TABLE 3 presents the results of the components with 20-bit wide inputs. The RTL implementation is still ahead of the HLS implementation in all of the cases. The RTL implementation does fall short in  $f_{MAX}$  when there are 4 parallel MAC operations, but makes up for it by having a better  $C_{OUT}$  and  $C_{END}$ .
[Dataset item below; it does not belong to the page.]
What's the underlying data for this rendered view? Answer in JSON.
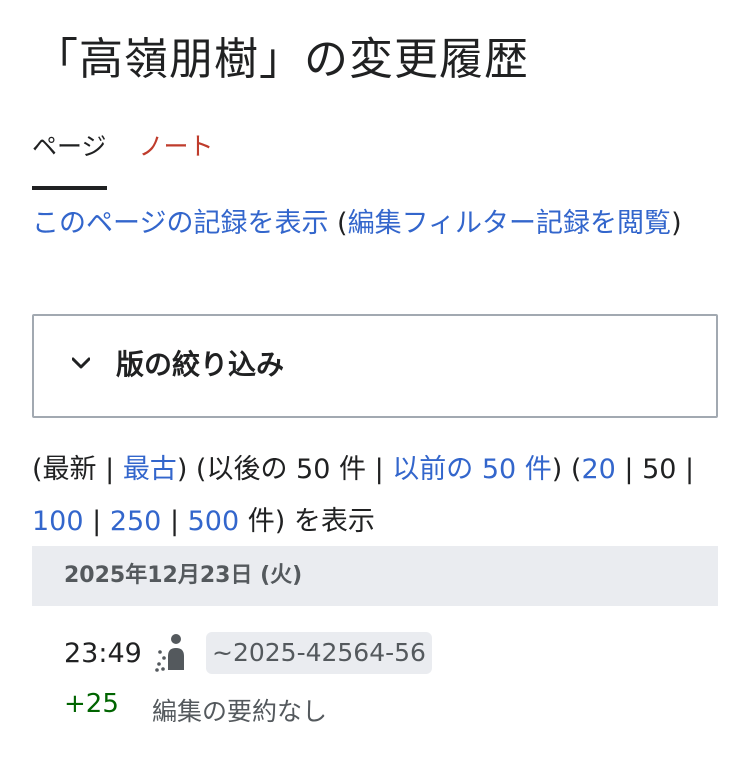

| Туре | Input width | Output width | MACs | f <sub>мах</sub> (MHz) | <b>C</b> <sub>OUT</sub> | CEND  | <b>f</b> out <b>(MHz)</b> | t <sub>END</sub> (μs) |
|------|-------------|--------------|------|------------------------|-------------------------|-------|---------------------------|-----------------------|
| HLS  | 20          | 46           | 1    | 154.11                 | 65                      | 70678 | 2.371                     | 458.6                 |
| RTL  | 20          | 46           | 1    | 218.25                 | 64                      | 65545 | 3.410                     | 300.3                 |
| HLS  | 20          | 46           | 2    | 159.36                 | 33                      | 37909 | 4.829                     | 237.9                 |
| RTL  | 20          | 46           | 2    | 211.91                 | 32                      | 32777 | 6.622                     | 154.7                 |
| HLS  | 20          | 46           | 4    | 167.98                 | 17                      | 21526 | 9.881                     | 128.1                 |
| RTL  | 20          | 46           | 4    | 158.55                 | 16                      | 16393 | 9.909                     | 103.4                 |

### TABLE 3. The performance of the components with 20-bit inputs

When the input width is raised to 27 bits, the HLS component encounters major performance loss when measuring  $f_{OUT}$  and  $t_{END}$ , as can be observed from TABLE 4. This is because the HLS Compiler failed to achieve an II of 1 for the inner loop of the matrix multiplication despite using the in pragma. The best II value it could achieve was 2, which meant that the value of  $C_{OUT}$  doubled and therefore  $f_{OUT}$  was halved.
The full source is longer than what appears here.